At the end of a busy and tiring semester, I asked blog contributors if they had a favorite faith-learning book of the year. I received suggestions from a variety of blog authors and disciplines.
A book by a professor from Rice University (go owls), Elaine Howard Ecklund, received Ruth Bancewicz and Clay Carlson’s votes for one of the best faith-learning books in the field of science, Why Science and Faith Need Each Other (Baker). Clay mentioned, “I am grateful that Elaine finally wrote a book targeted towards a Christian audience.”
Margaret Diddams and Robert Joustra chose, Esau McCaulley’s best-selling Reading While Black (IVP). Diddams wrote “I tend to like anything that wakes up my belief systems. Esau certainly does this in this very accessible book on how for better or worse we bring our own culture to the reading of scripture and what it would mean to be able to read scripture through other cultural lenses.”
Robert Joustra also mentioned James Eglington’s biography of the Calvinist theologian Herman Bavinck was probably one of his favorite academic books of the year.
Interestingly, within the disciplines of computer science, engineering and technology, not often a hot-bed of faith-learning books, Derek Schuurman identified two important works. He described John C. Lennox’s 2084: Artificial Intelligence and the Future of Humanity (Zondervan) as “A thoughtful book on the implications of AI and how the Christian faith can inform responsible use of AI.” In addition, he pointed to Jacob Shatzer’s Transhumanism and the Image of God: Today’s Technology and the Future of Christian Discipleship (IVP Academic) as a timely read. He shared, “Shatzer explores how the liturgies of certain technologies can nudge us unwittingly toward a transhuman future and recommends practices that remind us what it truly means to be human.”

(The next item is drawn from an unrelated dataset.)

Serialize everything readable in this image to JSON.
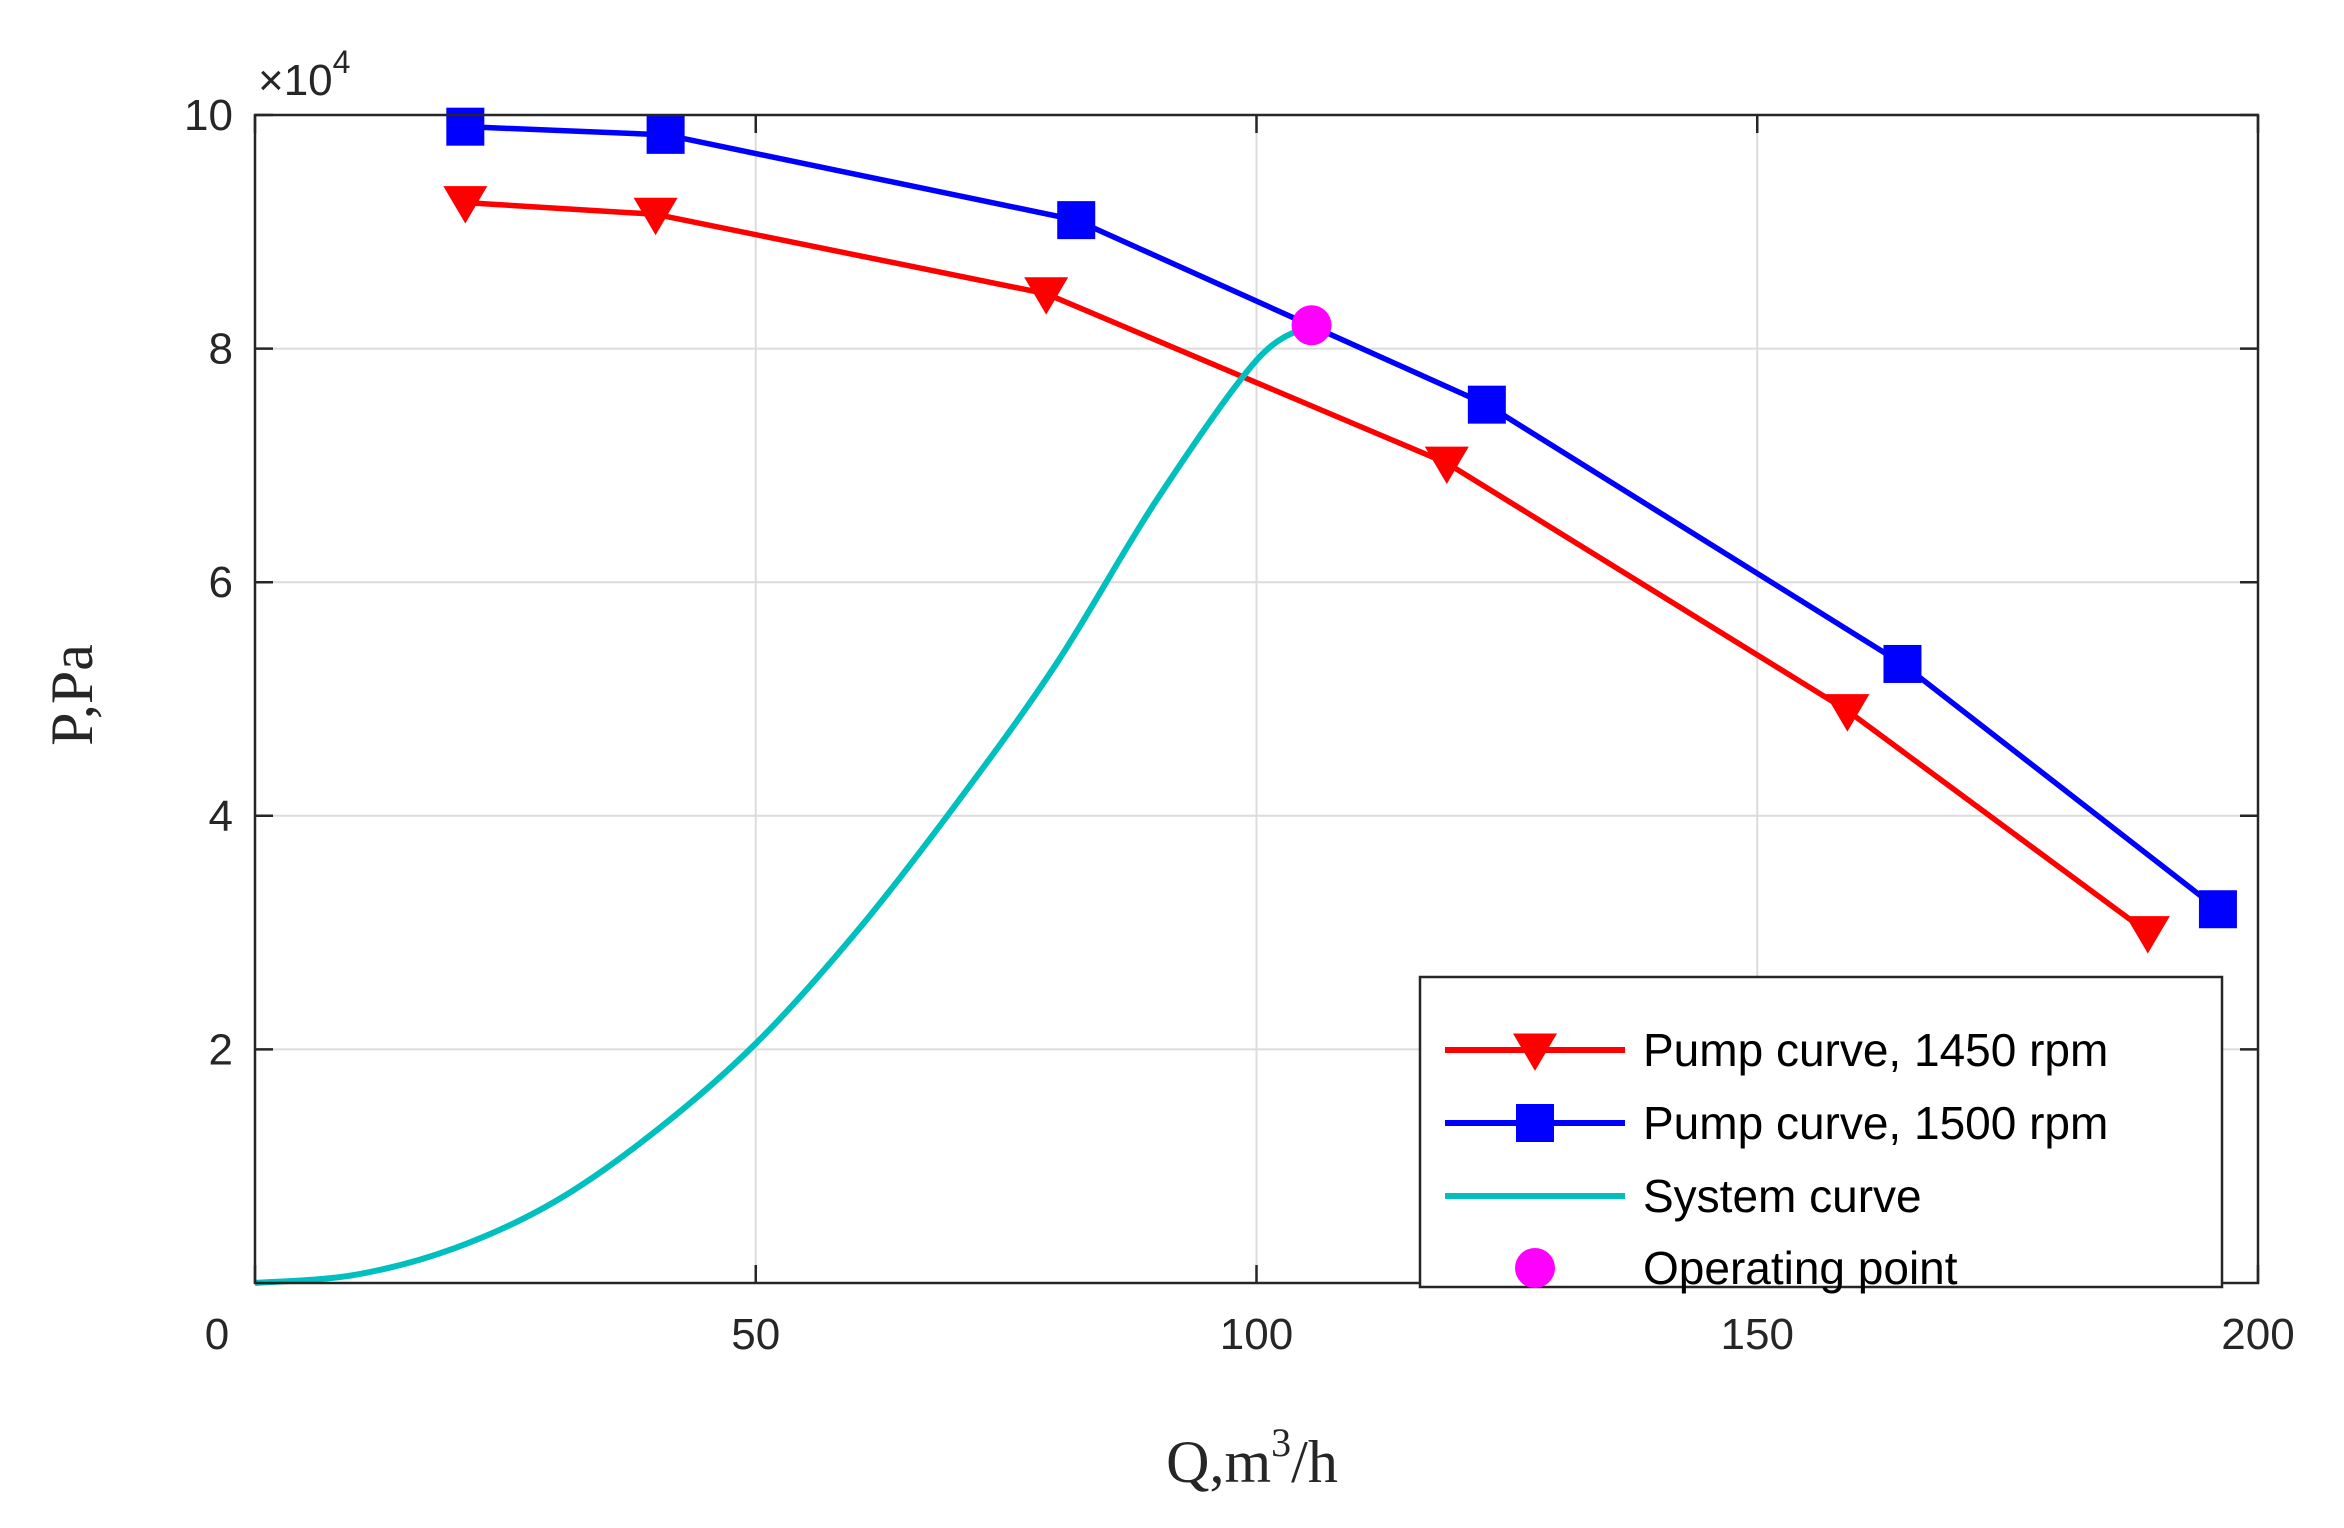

Tom McLeish picked a slightly older volume, Malcolm Guite’s Faith, Hope and Poetry – Theology and the Poetic Equation (2016). He said, “It is helping me immensely think through the deep theologically-supported connections between science and poetry, which I hope to hint at in the 2021 Boyle lecture on Feb 3rd! https://www.issr.org.uk/issr-statements/the-2021-boyle-lecture/”
David S. Guthrie, who authored the first significant work on Christian student affairs, had his most recent book, Dreaming Dreams for Christian Higher Education (Falls City Press) receive a shout out form his former colleague at Geneva, Eric Miller.
David I Smith confessed that within education, “I am struggling a little with this viewed within my discipline – lots of useful local detail stuff but nothing leapt out to me this year as having wide significance beyond specialists. Maybe I just missed the best stuff while hunkered down.” Thus, he pointed to outside his discipline, and suggested Kristin Du Mez’s book, Jesus and John Wayne as his pick.
Todd Steen offered a book that is not necessarily a faith-learning book, but it is one that discusses the importance of worldview: Victor Claar and Greg Forster’s, The Keynesian Revolution and Our Empty Economy: We’re All Dead. Todd Steen said in his review “Every economist should read The Keynesian Revolution and Our Empty Economy. It asks major questions about our discipline, and shows how ideas that many economists take as given (the positive/normative distinction, for example) have a background that may not align with a Christian worldview and values. While we may comment on Keynesian ideas in our classes, we are probably not aware of the full impact of Keynes’ thought.”
Tim Muehlhoff chose Recovering Eden: The Gospel According to Ecclesiastes by Zack Eswine as his favorite faith and learning book for the year. Although it is an older book (2014) and one not directly associated with communication, Tim shared that he has all of his communication majors read the book in order “to understand the human condition.”
For my own title, I chose, To Think Christianly: A History of L’Abri, Regent College, and the Christian Study Center Movement (Intervarsity). What is inspiring about the book is that it highlights an area of evangelical creativity (instead of capitulation). This creativity will likely be needed as future trends, such as the financial impact of COVID, the decline of the student population, and “free” public higher education, shift more and more students away from Christian higher education.
Feel free to post your picks in the comments section.